De-leadership happens that people who were supposed to lead do NOT do that, because get busy with something entirely else instead. Usually a worthless substitute - duties that have been (more or less explicitly) invented as something more proper for their "new status" or as a result of layering the control mechanisms within the organisation.

In some cases, it occurs that assumed leaders do not want or simply can't fulfil the leadership duties (because they are afraid, overwhelmed, don't like it or are just not capable) - so they look for anything else just to look busy.

Leadership have their (separate) leadership agenda. That's de-leadership.

What are the typical de-leadership duties?

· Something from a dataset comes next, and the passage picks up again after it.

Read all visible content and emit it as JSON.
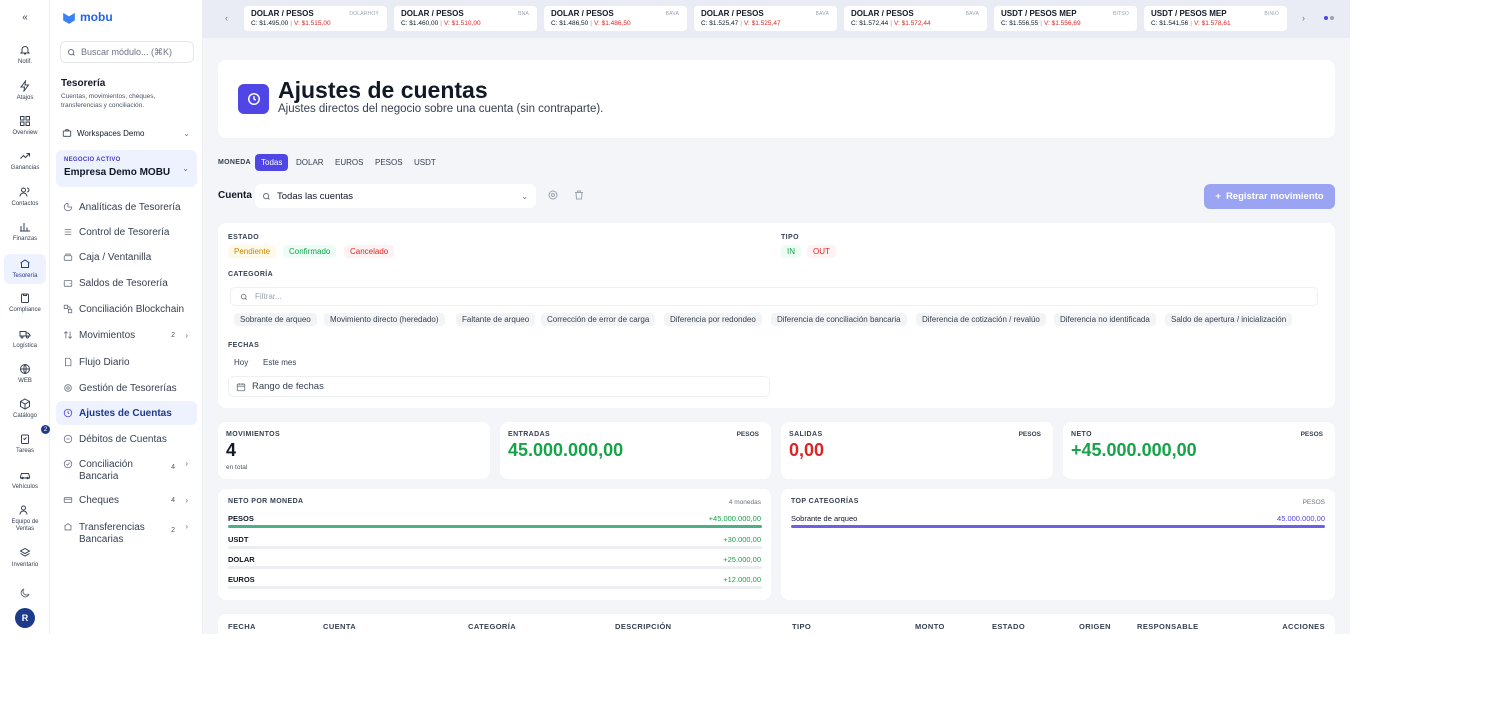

  1. bureaucracy (all sorts of) - countless approvals, layered committees, procedures, policies, ...
  2. matrix organisations - where a single thing doesn't have a single owner, but every single decision has to be confirmed by several executives with different priorities & ephemeral accountability
  3. proxying - adding steps to every decision process (even if you don't care/have the knowledge necessary), so the responsibility is watered down enough and
    no one feels left out ...

Reality check

Honestly, in a large-enough organisation (100+) one can easily generate himself an infinite amount of work ... which doesn't add any real value but keeps him 100% busy.

What's worse, many lose the contextual awareness and are not able to identify it as a waste - they get used to nonsensical policies, procedures & other "rituals" that do dictate them the rhythm of the day.

"It's the way we do stuff here."

That's how the "we VS them" syndrome is born. The former leader stops being a TRUE leader and remains just a person of high status (respected for fear of being able to cause harm), but completely detached from the actual work. He plays his own game. The one "the little ones" won't comprehend. A game which is important, only because someone important said it's important (aka the infinite loop of madness).

Now the bold point: 95% of these people could have been fired on the spot. What's important - without any negative impact on the organisation (quite the contrary). Obviously, it would have been significantly more beneficial if those people ditched all the invented, meaningless crap-work they do and rolled up their sleeves to lead their teams in the field, but for many it's already too far out of their comfort zone ... Isn't it?

How not to get de-leadered?

Be honest with yourself. Every day, after you're done with your work (you do have a strict borderline between work & private life, don't you?), ask yourself few questions:

  • how did I help my team(s) today?
  • where did I make an actual difference? what wouldn't have happened w/o me?
  • was my involvement/interference an actual leverage? was it really necessary?
  • who (personally) I had a positive impact on? what kind of lessons were taught? did I give any feedback today?
  • imagine that you were not in work today, just a random impostor, dressed up for you - would anyone spot a difference? or would this person do as well as you did?